The movement toward speedy adjudication of payment disputes in the construction and technology sectors seems to be gaining some momentum this fall, with new programs being launched in Ontario and England.
In England, the Society for Computers and Law (SCL) has launched a new adjudication process for resolution of technology disputes, following several years of study and industry consultation.
SCL was established to educate legal and technology professionals and promote “best practice” for the technology sector in the UK. It identified a need for faster, cheaper resolution of disputes involving long term, high value, and technically complex technology contracts.
Adjudication provides a voluntary mechanism for resolving any kind of technology dispute, including software development, outsourcing, systems integration, IT consultancy, software licensing, blockchain/smart contracts and cloud computing. It is being rolled out by the SCL this fall as part of its “Better Contracts Initiative” which aims to develop best practices and industry standard contracting terms in the technology sector.
Over the past several years SCL engaged in a detailed review of alternative dispute resolution procedures and consultation with industry members. They found:
- a strong preference for binding awards (adjudication or arbitration) over non-binding processes (mediation or conciliation);
- support for quick adjudication, on condition that awards could be challenged;
- a desire for clear deadlines, with some flexibility to extend them in complex disputes;
- a need to identify suitable qualified adjudicators; and
- a need for industry standard contract terms to implement the dispute resolution process.
In Ontario, the Construction Act offers an adjudication option for payment disputes in construction projects as of October 2019. The system is modelled on the construction adjudication process, which has been widely used in the UK for many years. But, unlike the UK, the Ontario process is voluntary. Parties may opt for adjudication as an alternative to arbitration or litigation. Adjudicators are chosen from a registry maintained by ADR Chambers, which was selected as the administering authority under the legislation. The adjudicator must issue a decision within 6 weeks. The decision is binding on the parties, subject to a further determination by arbitration or court, or agreement of the parties. However, there are very limited grounds for judicial review of an adjudicator’s decision, on the basis of adjudicator misconduct or improper process.
Like Ontario, SCL also looked to the UK contraction industry, as a model for its adjudication process. Sometimes described as a “pay first, argue later” mechanism, the experience with construction adjudication in the UK has been that owners and contractors are generally happy with fast “rough and ready” adjudication decisions, when the alternative is expensive litigation and project delays.
Although construction adjudication awards can be challenged through arbitration or litigation, more than 99% of adjudication awards are not challenged. Decisions are often “water under the bridge” by the time a project is completed and legal challenges are rarely successful in court or arbitration.
Like the new Ontario process, the SCL adjudication process is voluntary.

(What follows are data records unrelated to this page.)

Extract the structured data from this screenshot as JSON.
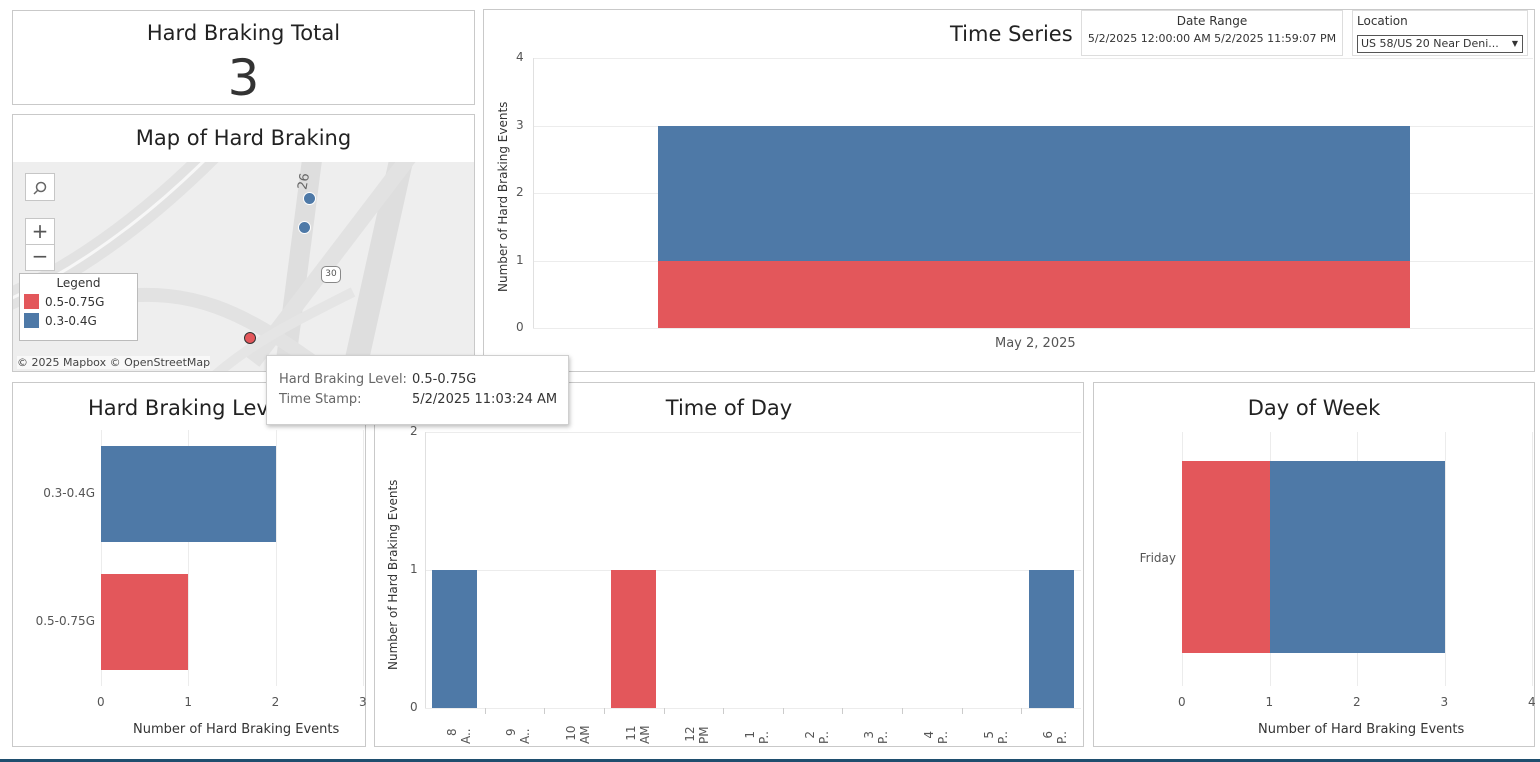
{
  "colors": {
    "red": "#e3575b",
    "blue": "#4e79a7"
  },
  "total": {
    "title": "Hard Braking Total",
    "value": "3"
  },
  "map": {
    "title": "Map of Hard Braking",
    "route_labels": [
      "26",
      "30"
    ],
    "legend_title": "Legend",
    "legend": [
      {
        "label": "0.5-0.75G",
        "color": "#e3575b"
      },
      {
        "label": "0.3-0.4G",
        "color": "#4e79a7"
      }
    ],
    "attribution": "© 2025 Mapbox © OpenStreetMap",
    "zoom_in": "+",
    "zoom_out": "−"
  },
  "time_series": {
    "title": "Time Series",
    "date_range": {
      "label": "Date Range",
      "value": "5/2/2025 12:00:00 AM 5/2/2025 11:59:07 PM"
    },
    "location": {
      "label": "Location",
      "value": "US 58/US 20 Near Deni..."
    }
  },
  "tooltip": {
    "rows": [
      {
        "key": "Hard Braking Level:",
        "value": "0.5-0.75G"
      },
      {
        "key": "Time Stamp:",
        "value": "5/2/2025 11:03:24 AM"
      }
    ]
  },
  "chart_data": [
    {
      "type": "bar",
      "title": "Time Series",
      "ylabel": "Number of Hard Braking Events",
      "categories": [
        "May 2, 2025"
      ],
      "stacked": true,
      "series": [
        {
          "name": "0.5-0.75G",
          "values": [
            1
          ]
        },
        {
          "name": "0.3-0.4G",
          "values": [
            2
          ]
        }
      ],
      "ylim": [
        0,
        4
      ],
      "yticks": [
        0,
        1,
        2,
        3,
        4
      ]
    },
    {
      "type": "bar",
      "title": "Hard Braking Level",
      "orientation": "horizontal",
      "xlabel": "Number of Hard Braking Events",
      "categories": [
        "0.3-0.4G",
        "0.5-0.75G"
      ],
      "values": [
        2,
        1
      ],
      "xlim": [
        0,
        3
      ],
      "xticks": [
        0,
        1,
        2,
        3
      ]
    },
    {
      "type": "bar",
      "title": "Time of Day",
      "ylabel": "Number of Hard Braking Events",
      "categories": [
        "8 A..",
        "9 A..",
        "10 AM",
        "11 AM",
        "12 PM",
        "1 P..",
        "2 P..",
        "3 P..",
        "4 P..",
        "5 P..",
        "6 P.."
      ],
      "series": [
        {
          "name": "0.3-0.4G",
          "values": [
            1,
            0,
            0,
            0,
            0,
            0,
            0,
            0,
            0,
            0,
            1
          ]
        },
        {
          "name": "0.5-0.75G",
          "values": [
            0,
            0,
            0,
            1,
            0,
            0,
            0,
            0,
            0,
            0,
            0
          ]
        }
      ],
      "ylim": [
        0,
        2
      ],
      "yticks": [
        0,
        1,
        2
      ]
    },
    {
      "type": "bar",
      "title": "Day of Week",
      "orientation": "horizontal",
      "stacked": true,
      "xlabel": "Number of Hard Braking Events",
      "categories": [
        "Friday"
      ],
      "series": [
        {
          "name": "0.5-0.75G",
          "values": [
            1
          ]
        },
        {
          "name": "0.3-0.4G",
          "values": [
            2
          ]
        }
      ],
      "xlim": [
        0,
        4
      ],
      "xticks": [
        0,
        1,
        2,
        3,
        4
      ]
    }
  ]
}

However, it is not limited to payment disputes. It can be used for any kind of technology dispute.
SCL adjudication is meant to be fast, largely document-based, and completed within three months.
The adjudicator’s decision is “provisionally binding.” The parties must comply with the decision – for example, to pay a sum of money or to provide specific products or services – but either party may challenge the decision, either in court or to an arbitrator, depending on the terms of their contract. The decision becomes final and binding, if it is not challenged within six months of the award.

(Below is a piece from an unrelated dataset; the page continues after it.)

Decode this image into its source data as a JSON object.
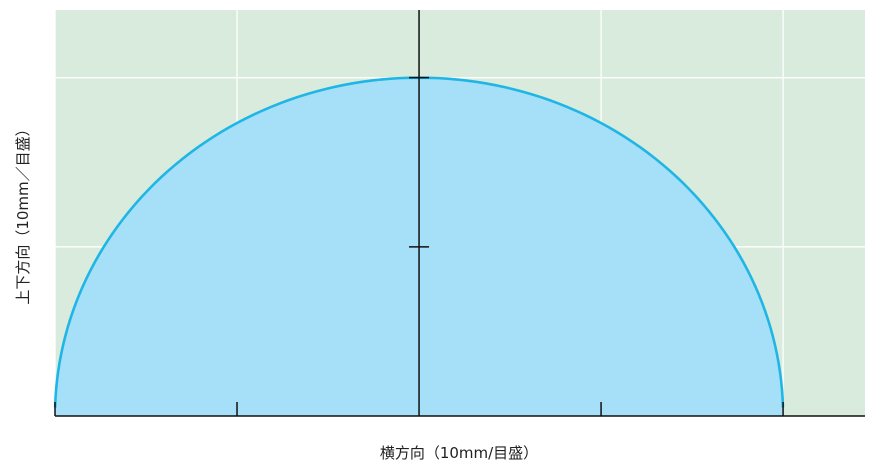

The rules expressly require all parties to act in good faith and co-operate through the adjudication process. They also require the adjudicator to conduct the process in a timely and cost-effective manner and avoid unnecessary expense.
SCL is in the process of setting the qualifications for adjudicators and establishing a panel from which parties can choose a suitable adjudicator.
There are two opportunities to appoint an adjudicator: when the contract is signed or when a dispute arises. Appointing an adjudicator in the contract avoids potential delays when a dispute arises and means that the adjudicator is familiar with the parties and the contract. This can help speed the decision-making process. No need to bring a stranger up to speed, when time is a critical factor. On the other hand, an ad hoc appointment when a dispute arises may provide a “fresh pair of eyes” and allow appointment of an adjudicator with particular expertise relating to the issues in dispute. The downside is that there can be delays in choosing an adjudicator – especially if one of the parties doesn’t want to co-operate.
One interesting question is whether an SCL adjudication award would be considered to be an arbitration award under the New York Convention, meaning that the award could be enforced in other jurisdictions (presumably after the 6-month window to challenge it has ended). There was some uncertainty about this at a discussion I attended at a meeting of the International Technology Law Association recently.
Perhaps this is not an issue for the SCL, which developed the process specifically for the domestic technology industry in England, but it could be problematic if similar schemes are adopted for international technology contract disputes.
It will be interesting to see how these two initiatives in Canada and the UK unfold and whether there is significant buy-in from industry participants. Since both are voluntary and depend on agreement of the parties – either in their initial contracts or when disputes arise – it may take some time before we see widespread adoption. But I expect that the speed and cost benefits will encourage many to give it a try.